Comment 6 Sam James archtester Gentoo Infrastructure gentoo-dev Security 2023-02-23 11:35:30 UTC
(In reply to darkbasic from comment #5)
> Finally bisected it:
> https://gitlab.com/qemu-project/qemu/-/issues/1494#note_1289797177
> 
> It took over 16 hours this time, thanks for your help!

No problem! What I usually do as a sanity check is then revert that bad commit on top of master and verify that the problem is gone.
Comment 7 darkbasic 2023-02-23 12:35:54 UTC
> What I usually do as a sanity check is then revert that bad commit on top of master and verify that the problem is gone.
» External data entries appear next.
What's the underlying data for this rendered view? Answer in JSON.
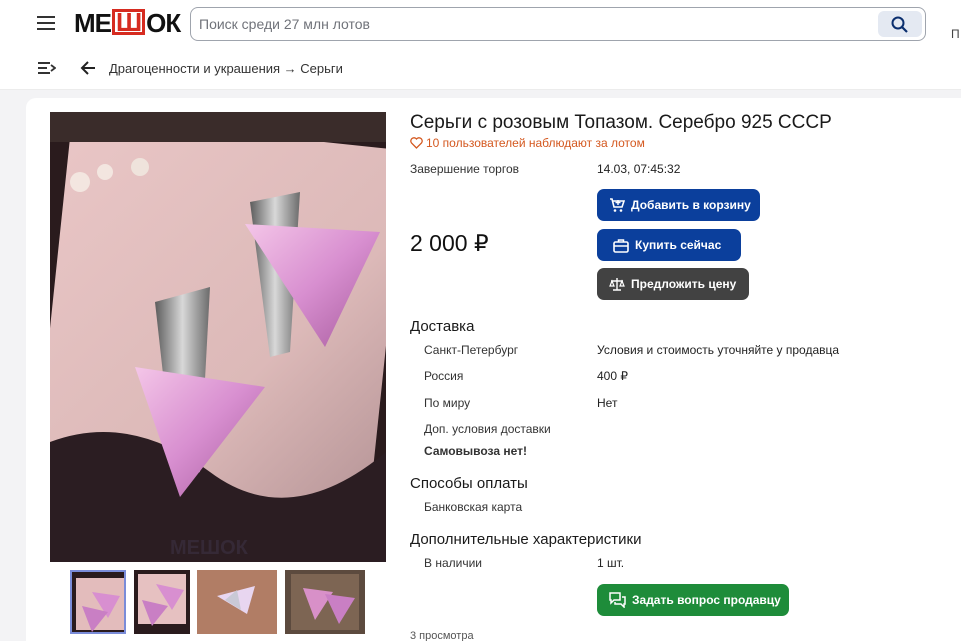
{
  "header": {
    "logo": "МЕШОК",
    "search_placeholder": "Поиск среди 27 млн лотов",
    "cut_text": "П"
  },
  "subnav": {
    "breadcrumb": "Драгоценности и украшения → Серьги"
  },
  "lot": {
    "title": "Серьги с розовым Топазом. Серебро 925 СССР",
    "watchers": "10 пользователей наблюдают за лотом",
    "end_label": "Завершение торгов",
    "end_value": "14.03, 07:45:32",
    "price": "2 000 ₽",
    "add_to_cart": "Добавить в корзину",
    "buy_now": "Купить сейчас",
    "make_offer": "Предложить цену"
  },
  "delivery": {
    "heading": "Доставка",
    "rows": [
      {
        "label": "Санкт-Петербург",
        "value": "Условия и стоимость уточняйте у продавца"
      },
      {
        "label": "Россия",
        "value": "400 ₽"
      },
      {
        "label": "По миру",
        "value": "Нет"
      }
    ],
    "extra_label": "Доп. условия доставки",
    "extra_value": "Самовывоза нет!"
  },
  "payment": {
    "heading": "Способы оплаты",
    "method": "Банковская карта"
  },
  "characteristics": {
    "heading": "Дополнительные характеристики",
    "stock_label": "В наличии",
    "stock_value": "1 шт."
  },
  "ask_seller": "Задать вопрос продавцу",
  "views": "3 просмотра",
  "watermark": "МЕШОК",
  "colors": {
    "brand_red": "#d62b20",
    "primary_blue": "#0b3f9c",
    "offer_gray": "#424242",
    "ask_green": "#1e8c3a",
    "watch_orange": "#d4581f"
  }
}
I've already gave it a quick try, but it's not trivial to revert that commit on top of git master and would require some digging into subsequent changes.
Comment 8 Sam James archtester Gentoo Infrastructure gentoo-dev Security 2023-02-23 13:51:28 UTC
(In reply to darkbasic from comment #7)
> > What I usually do as a sanity check is then revert that bad commit on top of master and verify that the problem is gone.
> 
> I've already gave it a quick try, but it's not trivial to revert that commit
> on top of git master and would require some digging into subsequent changes.

ack :)
Comment 9 Anthony Brown 2023-08-13 21:37:25 UTC Comment hidden (obsolete)
Comment 10 Anthony Brown 2023-08-13 21:39:19 UTC Comment hidden (obsolete)
Comment 11 Anthony Brown 2023-08-13 21:44:17 UTC Comment hidden (obsolete)
Comment 12 Anthony Brown 2023-08-13 22:13:43 UTC Comment hidden (obsolete)
Comment 13 Sam James archtester Gentoo Infrastructure gentoo-dev Security 2023-08-14 09:51:58 UTC
(In reply to Anthony Brown from comment #12)
This is a Gentoo bug for a specific problem in QEMU. This is not the right venue for whatever your problem is.